Si nombre d'entre eux aimeraient se lancer, peu entreprennent finalement la démarche. Selon une étude Viavoice pour Animafac, seuls 15 % des jeunes de 18 à 24 ans ont déjà pris une année de césure dans leur parcours scolaire ou professionnel. Pourtant, un jeune sur deux souhaiterait le faire.

Pour partir à l'étranger

S'ils pouvaient prendre une année de césure, la majorité des jeunes le feraient pour partir à l'étranger (59 %), acquérir une expérience professionnelle (37 %) et vivre différentes expériences et acquérir de nouvelles choses (28 %). 18 % se consacreraient à leur projet personnel et 14 % suivraient une formation autre que leur cursus principal.

« L'étude confirme que ce n'est pas une attente des seuls étudiants mais de tous les jeunes. A ce titre, nous sommes convaincus que l'année de césure devrait constituer un élément fort de nos politiques publiques éducatives et de jeunesse », explique Coline Vanneroy, déléguée générale d'Animafac.

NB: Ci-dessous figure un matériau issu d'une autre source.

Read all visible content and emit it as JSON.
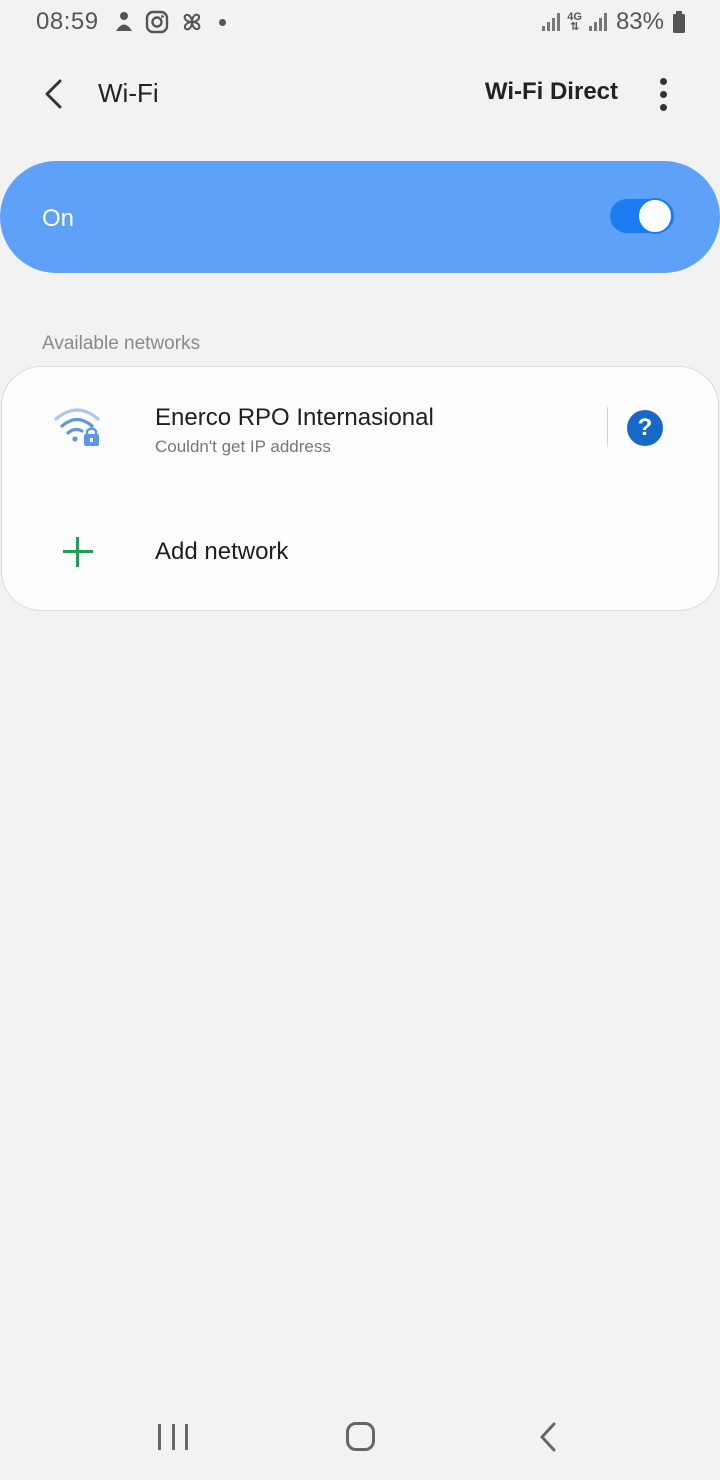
{
  "status_bar": {
    "time": "08:59",
    "network_type": "4G",
    "battery": "83%"
  },
  "header": {
    "title": "Wi-Fi",
    "wifi_direct_label": "Wi-Fi Direct"
  },
  "wifi_toggle": {
    "label": "On",
    "state": "on",
    "accent_color": "#5ea1f8"
  },
  "available_networks": {
    "section_label": "Available networks",
    "networks": [
      {
        "name": "Enerco RPO Internasional",
        "status": "Couldn't get IP address",
        "icon": "wifi-locked-icon"
      }
    ],
    "add_network_label": "Add network"
  }
}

Des barrières difficiles à franchir

Malheureusement, une grande majorité de jeunes se résigne à ne pas prendre une année de césure. Les raisons ? Ils n'ont pas les moyens financiers (51 %), craignent que cette année les pénalise pour la suite de leur parcours (36 %), souhaitent finir leurs études au plus vite (30 %), n'ont pas de projet particulier qui justifierait de prendre une année de césure (24 %) ou veulent trouver un travail au plus vite (20 %).

En revanche, ils admettent que certaines propositions pourraient les inciter à franchir le pas. L'indemnisation de l'année de césure (56 %) serait une bonne décision, selon eux.

De même, la reprise de leurs études sans être pénalisé après une année de coupure (38 %). Pour finir, 29 % d'entre eux pensent que la valorisation et la reconnaissance de l'année de césure serait positive. Des pistes de réflexion pour les établissements d'enseignement supérieur, les entreprises et les pouvoirs publics.